Sus palabras eran sinceras, llenas de amor y comprensión, pero también eran las mismas que confirmaban lo que debía hacer. No se trataba solo de renunciar a mi carrera; se trataba de salvarlo a él, de asegurar que Axel alcanzara esos sueños que tanto anhelaba, sin que yo fuera la razón por la que no lo lograra.
Lo miré, y en ese instante lo entendí todo. Su amor por mí era inmenso, incondicional, pero también era el motivo por el cual su futuro estaba en riesgo. Y eso era algo que no podía permitir.
Esa noche, nos amamos como si fuera la última vez, aunque solo yo lo sabía. Cada caricia, cada beso estaba impregnado de una mezcla de pasión y melancolía. Sabía que debía memorizar cada detalle, porque al amanecer, todo cambiaría.
Axel se quedó dormido con una sonrisa en los labios, mientras yo lo observaba en silencio, grabando en mi memoria la forma en que su cabello caía sobre su frente, la paz en su rostro. Me levanté de la cama con cuidado, sin despertarlo, y comencé a recoger mis cosas. Cada prenda, cada objeto que guardaba en la maleta, era un trozo de mi corazón que dejaba atrás.
Antes de irme, me arrodillé junto a él, observándolo una última vez. Mi amor por él era tan profundo, tan absoluto, que sabía que debía hacer este sacrificio. Le di un beso suave en la frente y le susurré una despedida que jamás escucharía.
—Te amo, Axel. Siempre te amaré.
Las lágrimas corrían por mis mejillas mientras me levantaba, y con la maleta en la mano, salí de nuestra casa, cerrando la puerta suavemente tras de mí.
Bajé por las escaleras y salí a la calle, donde un taxi me esperaba.

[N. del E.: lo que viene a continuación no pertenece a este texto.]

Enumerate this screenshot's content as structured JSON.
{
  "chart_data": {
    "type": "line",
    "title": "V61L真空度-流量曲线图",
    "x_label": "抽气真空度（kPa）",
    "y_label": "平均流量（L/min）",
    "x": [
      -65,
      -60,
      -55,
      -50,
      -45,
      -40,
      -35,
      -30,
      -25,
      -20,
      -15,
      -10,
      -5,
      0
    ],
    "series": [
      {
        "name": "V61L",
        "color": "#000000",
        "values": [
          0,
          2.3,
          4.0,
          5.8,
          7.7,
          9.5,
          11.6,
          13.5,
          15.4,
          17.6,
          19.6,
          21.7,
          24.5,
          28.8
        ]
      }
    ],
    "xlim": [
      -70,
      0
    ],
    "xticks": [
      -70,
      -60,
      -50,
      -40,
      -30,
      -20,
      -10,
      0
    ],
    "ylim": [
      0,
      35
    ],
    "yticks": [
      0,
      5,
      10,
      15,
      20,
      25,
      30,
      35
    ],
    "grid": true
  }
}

Le di la dirección de la estación de tren, y mientras el vehículo se alejaba, sentí cómo mi corazón se quedaba atrás, roto, desangrado, pero con la certeza de que había hecho lo correcto.
Sabía que Axel se despertaría al día siguiente, buscando respuestas que no podría darle. Su futuro estaba en juego, y aunque mi amor por él era infinito, era precisamente ese amor lo que me obligaba a partir. Porque a veces, la mayor prueba de amor es aprender a decir adiós.